In the first instance, we excavated a couple of small trail pits to a depth of 1.35m below the modern ground surface to try and establish whether there were any buried remains that might be disturbed. Whilst nothing came to light in these test pits, other than fairly recent deposits, we concluded that we should nevertheless monitor the ground works just in case. This proved to be a wise precaution, as human remains were exposed at depth when the new foundation trenches were opened up. In total, 917 fragments of human bone were recovered during the course of the work, of which approximately 700 were identifiable.
The majority of these bones had been disturbed previously
(and I suspect that this had been during the landscaping works carried out in
the 1980s/90s), with only a single articulated skeleton being found in-situ.
The skeleton was that of a mature adult male (ageing and sexing based on
cranium, and sub pubic angle) Overall the condition of the bone was good.
Timber staining beneath the pelvis and around the outside of the skeleton
indicates that this individual was interred in a single-wood, single-break
coffin and buried on the traditional east/west orientation. Two iron coffin
nails were also retrieved from amongst the skeletal remains.
A second set of remains, those of a young adult male (probably aged between 16 - 18 years) were not found in situ or articulated, however when collected for study were found to represent around 75% of a complete skeleton, suggesting that the individual had been lifted and re-deposited as a single entity at some point during earlier intrusive site works.
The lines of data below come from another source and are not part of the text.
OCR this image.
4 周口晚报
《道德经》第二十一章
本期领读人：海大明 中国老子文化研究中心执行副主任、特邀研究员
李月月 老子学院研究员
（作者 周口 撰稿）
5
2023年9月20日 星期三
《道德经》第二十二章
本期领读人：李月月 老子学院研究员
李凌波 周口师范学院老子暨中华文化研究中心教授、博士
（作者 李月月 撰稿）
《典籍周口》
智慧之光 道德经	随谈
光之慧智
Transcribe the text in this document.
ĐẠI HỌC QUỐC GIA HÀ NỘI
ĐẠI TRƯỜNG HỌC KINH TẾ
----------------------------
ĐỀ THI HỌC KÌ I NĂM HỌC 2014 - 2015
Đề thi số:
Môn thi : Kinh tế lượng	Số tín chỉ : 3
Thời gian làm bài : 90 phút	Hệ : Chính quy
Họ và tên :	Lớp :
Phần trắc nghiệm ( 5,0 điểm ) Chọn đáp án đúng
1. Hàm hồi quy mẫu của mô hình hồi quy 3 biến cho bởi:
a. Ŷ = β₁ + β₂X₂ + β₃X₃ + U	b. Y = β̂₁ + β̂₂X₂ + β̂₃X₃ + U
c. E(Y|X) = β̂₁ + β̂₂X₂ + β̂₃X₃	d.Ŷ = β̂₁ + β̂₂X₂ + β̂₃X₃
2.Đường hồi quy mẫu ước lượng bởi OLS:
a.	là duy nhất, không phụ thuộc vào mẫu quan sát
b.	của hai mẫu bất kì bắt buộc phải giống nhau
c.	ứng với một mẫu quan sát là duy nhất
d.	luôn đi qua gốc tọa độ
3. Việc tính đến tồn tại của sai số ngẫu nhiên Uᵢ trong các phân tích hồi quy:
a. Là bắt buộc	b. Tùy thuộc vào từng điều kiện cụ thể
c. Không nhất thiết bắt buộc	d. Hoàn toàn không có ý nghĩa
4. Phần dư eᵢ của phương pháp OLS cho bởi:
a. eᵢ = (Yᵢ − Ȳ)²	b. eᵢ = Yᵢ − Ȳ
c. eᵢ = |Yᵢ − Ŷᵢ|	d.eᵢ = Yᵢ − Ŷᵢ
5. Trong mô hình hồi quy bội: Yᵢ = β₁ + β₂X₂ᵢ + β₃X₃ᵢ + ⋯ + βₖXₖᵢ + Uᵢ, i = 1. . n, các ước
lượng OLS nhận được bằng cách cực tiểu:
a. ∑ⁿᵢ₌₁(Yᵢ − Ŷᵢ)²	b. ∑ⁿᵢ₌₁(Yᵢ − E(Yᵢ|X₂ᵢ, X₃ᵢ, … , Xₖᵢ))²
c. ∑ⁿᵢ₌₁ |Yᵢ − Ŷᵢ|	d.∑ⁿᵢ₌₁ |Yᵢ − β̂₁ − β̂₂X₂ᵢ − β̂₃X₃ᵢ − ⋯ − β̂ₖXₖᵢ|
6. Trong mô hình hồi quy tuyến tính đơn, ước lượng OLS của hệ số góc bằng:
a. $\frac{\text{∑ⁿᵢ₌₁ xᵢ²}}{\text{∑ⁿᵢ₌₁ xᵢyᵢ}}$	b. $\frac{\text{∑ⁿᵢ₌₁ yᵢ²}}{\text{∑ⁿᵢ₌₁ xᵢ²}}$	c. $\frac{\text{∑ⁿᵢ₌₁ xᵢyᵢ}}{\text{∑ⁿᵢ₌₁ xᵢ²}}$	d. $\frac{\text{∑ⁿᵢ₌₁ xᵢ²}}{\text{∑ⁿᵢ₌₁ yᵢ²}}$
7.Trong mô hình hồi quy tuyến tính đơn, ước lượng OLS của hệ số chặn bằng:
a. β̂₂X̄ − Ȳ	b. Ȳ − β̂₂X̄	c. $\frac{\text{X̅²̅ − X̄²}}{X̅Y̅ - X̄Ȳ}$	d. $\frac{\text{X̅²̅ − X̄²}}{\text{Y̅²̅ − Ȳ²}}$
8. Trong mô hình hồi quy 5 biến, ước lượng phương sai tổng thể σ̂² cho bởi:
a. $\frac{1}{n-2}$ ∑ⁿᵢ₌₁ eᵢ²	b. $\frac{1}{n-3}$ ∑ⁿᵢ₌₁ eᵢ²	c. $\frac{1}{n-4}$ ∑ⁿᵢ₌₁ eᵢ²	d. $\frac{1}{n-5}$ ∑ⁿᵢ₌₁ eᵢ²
In total the 700 identifiable fragments cumulatively represent the remains of approximately 24 incomplete sets of human remains, of which twenty were either prime or mature adults, one was a young adult and three were juveniles of less than 6 years. Bone conditions were variable with a large number of bone fragments being in poor condition, showing high levels of abrasion and demineralisation, much of which can be attributed to the remains being disturbed in probably more than one occasion. Less than 25% percentage of the assemblage could be classed as in a good state of preservation. Fragmentation of the post-cranial skeleton was very variable, with the majority of the bones exhibiting some degree of post-mortem break to them. The condition of some of the bones was indicative of some people having suffered from rickets.